ハルトはあれから一睡もせず、ギルの遺体を火で燃やした。ギルの着ていた着衣でギルの骨を包み掘っておいた穴に埋めた。抱えて持てる程度の石に護身用の剣でギルの名前を彫り刻んだ。
(ギルさん。本当に死んじゃったんだな)
ハルトはギルがまた笑いながら、何泣いてんだよと軽口を叩くことを想像するが、それは二度と叶わないということを感じた。ハルトは立ち上がると、ギルのお墓の前に腰を下ろした。
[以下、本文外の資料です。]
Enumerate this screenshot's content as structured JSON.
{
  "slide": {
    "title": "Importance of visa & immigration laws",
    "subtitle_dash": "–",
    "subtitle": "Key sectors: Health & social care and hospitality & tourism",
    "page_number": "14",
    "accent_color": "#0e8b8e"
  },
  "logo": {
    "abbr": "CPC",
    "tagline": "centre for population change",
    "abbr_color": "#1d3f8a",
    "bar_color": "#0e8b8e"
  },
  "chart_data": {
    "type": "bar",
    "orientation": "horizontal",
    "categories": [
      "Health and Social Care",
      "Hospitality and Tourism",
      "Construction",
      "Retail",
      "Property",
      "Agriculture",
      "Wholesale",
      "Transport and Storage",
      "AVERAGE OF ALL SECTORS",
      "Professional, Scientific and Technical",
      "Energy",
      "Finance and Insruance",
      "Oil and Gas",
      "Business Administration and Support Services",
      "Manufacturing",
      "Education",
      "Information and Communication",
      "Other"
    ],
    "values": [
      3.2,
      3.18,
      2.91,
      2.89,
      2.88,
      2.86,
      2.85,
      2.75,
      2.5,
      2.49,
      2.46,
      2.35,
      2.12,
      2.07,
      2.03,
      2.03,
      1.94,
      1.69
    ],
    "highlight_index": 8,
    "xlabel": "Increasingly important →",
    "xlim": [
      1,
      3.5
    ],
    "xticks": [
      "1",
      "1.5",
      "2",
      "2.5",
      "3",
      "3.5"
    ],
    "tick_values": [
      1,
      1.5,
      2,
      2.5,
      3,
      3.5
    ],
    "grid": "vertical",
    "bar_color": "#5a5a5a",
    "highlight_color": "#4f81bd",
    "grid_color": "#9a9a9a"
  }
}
「ギルさん。俺はあなたと出会えて本当に良かったよ。両親に捨てられて、悲しんでた俺に声をかけてくれた時は本当に嬉しかった」
色んな記憶が脳裏に蘇り、再び涙を流す。
「絶望していた俺に色んな景色を見せてくれて、色んな人と出会わせてくれて、色んなことを教えてくれて…ありがとうございました!」
ハルトは涙をボロボロと流しながら、お墓に向かって頭を下げる。「はは、泣き虫だとからかわれるぞ?」と不意にギルさんの優しい声が聞こえてくる。バッと頭をあげると、お墓の前にギルさんがいつもの優しい笑みを浮かべながら立っている。
それは幻覚なのだとわかっていても、涙が止まらない。
「ギルさん。……俺……」
ハルトは助けらなくて、父さんってもっと早く呼んであげられなくて、護ってあげられなくて、と色んなことを謝ろうとするが、頭にポンと手を乗せられた。
『楽しんでこい。』
ギルは慈愛の満ちた目でそう告げた。その姿に涙が出そうになるが、グッと堪える。ハルトは強引に涙を服の袖で拭うと、ニッと笑顔を作りながら言う。
「行ってきます父さん!」
ハルトはギルのお墓に背を向けながら歩き出す。腰にギルの愛剣をぶら下げながら、新たな旅へと。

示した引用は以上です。